Et c’est là que réside la clé de notre problème : le
cerveau est divisé en plus de 100 000 voxels : il est donc nécessaire
de répéter ce test statistique 100 000 fois !
Ce n’est donc pas étonnant de détecter des voxels activés,
quand bien même aucun ne l’est ! Et d’aboutir à des résultats aussi
absurdes qu’une activité cérébrale mesurée chez un saumon mort.

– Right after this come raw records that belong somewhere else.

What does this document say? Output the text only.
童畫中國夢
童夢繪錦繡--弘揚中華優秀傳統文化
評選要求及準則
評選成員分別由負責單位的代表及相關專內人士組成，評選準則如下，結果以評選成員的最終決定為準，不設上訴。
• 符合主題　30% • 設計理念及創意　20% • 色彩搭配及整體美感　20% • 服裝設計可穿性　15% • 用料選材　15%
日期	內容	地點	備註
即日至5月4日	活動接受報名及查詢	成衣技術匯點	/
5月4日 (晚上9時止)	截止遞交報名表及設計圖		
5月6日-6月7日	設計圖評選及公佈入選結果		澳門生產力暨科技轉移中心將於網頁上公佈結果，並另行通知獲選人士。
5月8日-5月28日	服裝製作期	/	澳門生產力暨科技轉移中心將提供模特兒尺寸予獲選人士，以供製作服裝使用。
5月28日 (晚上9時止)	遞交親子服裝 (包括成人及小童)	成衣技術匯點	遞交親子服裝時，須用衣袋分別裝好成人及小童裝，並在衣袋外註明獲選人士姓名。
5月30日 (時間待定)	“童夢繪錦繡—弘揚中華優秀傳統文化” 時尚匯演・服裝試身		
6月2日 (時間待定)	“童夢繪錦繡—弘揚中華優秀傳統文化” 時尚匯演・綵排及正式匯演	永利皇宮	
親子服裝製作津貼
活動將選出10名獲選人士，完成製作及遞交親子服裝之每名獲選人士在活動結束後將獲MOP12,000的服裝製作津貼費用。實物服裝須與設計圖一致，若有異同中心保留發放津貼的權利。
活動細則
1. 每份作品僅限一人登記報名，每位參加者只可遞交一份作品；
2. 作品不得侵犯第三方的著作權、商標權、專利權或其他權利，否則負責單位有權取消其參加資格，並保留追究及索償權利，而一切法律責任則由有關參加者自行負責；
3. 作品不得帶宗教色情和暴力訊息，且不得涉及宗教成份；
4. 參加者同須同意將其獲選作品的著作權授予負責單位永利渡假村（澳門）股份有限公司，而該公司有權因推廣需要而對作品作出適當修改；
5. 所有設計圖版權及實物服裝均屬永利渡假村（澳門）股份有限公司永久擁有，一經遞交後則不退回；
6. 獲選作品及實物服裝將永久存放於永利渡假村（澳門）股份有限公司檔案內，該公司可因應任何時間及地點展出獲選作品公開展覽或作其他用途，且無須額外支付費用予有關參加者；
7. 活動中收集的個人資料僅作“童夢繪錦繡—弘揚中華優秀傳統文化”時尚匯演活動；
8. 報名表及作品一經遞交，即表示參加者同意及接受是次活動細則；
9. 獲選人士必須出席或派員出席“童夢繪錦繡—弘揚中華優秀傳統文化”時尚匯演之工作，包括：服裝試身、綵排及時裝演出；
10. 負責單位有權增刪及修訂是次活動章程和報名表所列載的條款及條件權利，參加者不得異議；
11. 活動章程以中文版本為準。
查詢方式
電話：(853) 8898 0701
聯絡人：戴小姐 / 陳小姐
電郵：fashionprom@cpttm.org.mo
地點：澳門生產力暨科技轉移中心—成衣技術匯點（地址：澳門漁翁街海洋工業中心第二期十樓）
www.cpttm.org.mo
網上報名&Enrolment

Fort heureusement, il existe des solutions mathématiques
pour limiter ce type d’erreurs. C’est d’ailleurs pour démontrer leur utilité
(que dis-je, leur nécessité) que les 4 chercheurs avaient placé leur saumon
mort dans l’IRM : en appliquant ces corrections, ils ne détectaient plus
aucune activité cérébrale.
Ces corrections ne sont pas toujours appliquées dans les
résultats de certaines études –mais cela est toujours précisé par les
chercheurs !
Quelles leçons tirer de cet article ?
Premièrement, toujours faire fonctionner son scepticisme et
son esprit critique : une personne qui vous avance une preuve scientifique
à une question religieuse (« Dieu existe-t-il ? ») est un
charlatan. Le domaine de la religion est inaccessible à la science et vice
versa.
Deuxièmement, les résultats scientifiques ne sont jamais
certains, en particulier en biologie, en grande partie du fait de la grande
variabilité des individus. C’est pour cela qu’une étude seule ne vaut pas
grand-chose tant que ses résultats n’ont pas été répliqués de manière
indépendante. Il s’agit là d’une étape nécessaire pour commencer à avoir des
certitudes. Une théorie scientifique est toujours considérée comme vraie
jusqu’au moment où elle est contredite par l’expérience. La vocation d’une
théorie scientifique est donc d’être un jour réfutée. La science ne cherche pas
le vrai, mais le vérifiable.
Enfin, que les scientifiques ne sont pas dénués d’humour –un
humour potache qui les conduit à élaborer une expérience d’IRM fonctionnelle
sur un saumon mort !
SOURCES :
- Bennett,
C. M., Miller, M. B., & Wolford, G. L. (2009). Neural correlates of
interspecies perspective taking in the post-mortem Atlantic Salmon: An argument
for multiple comparisons correction. Neuroimage, 47(Suppl 1), S125.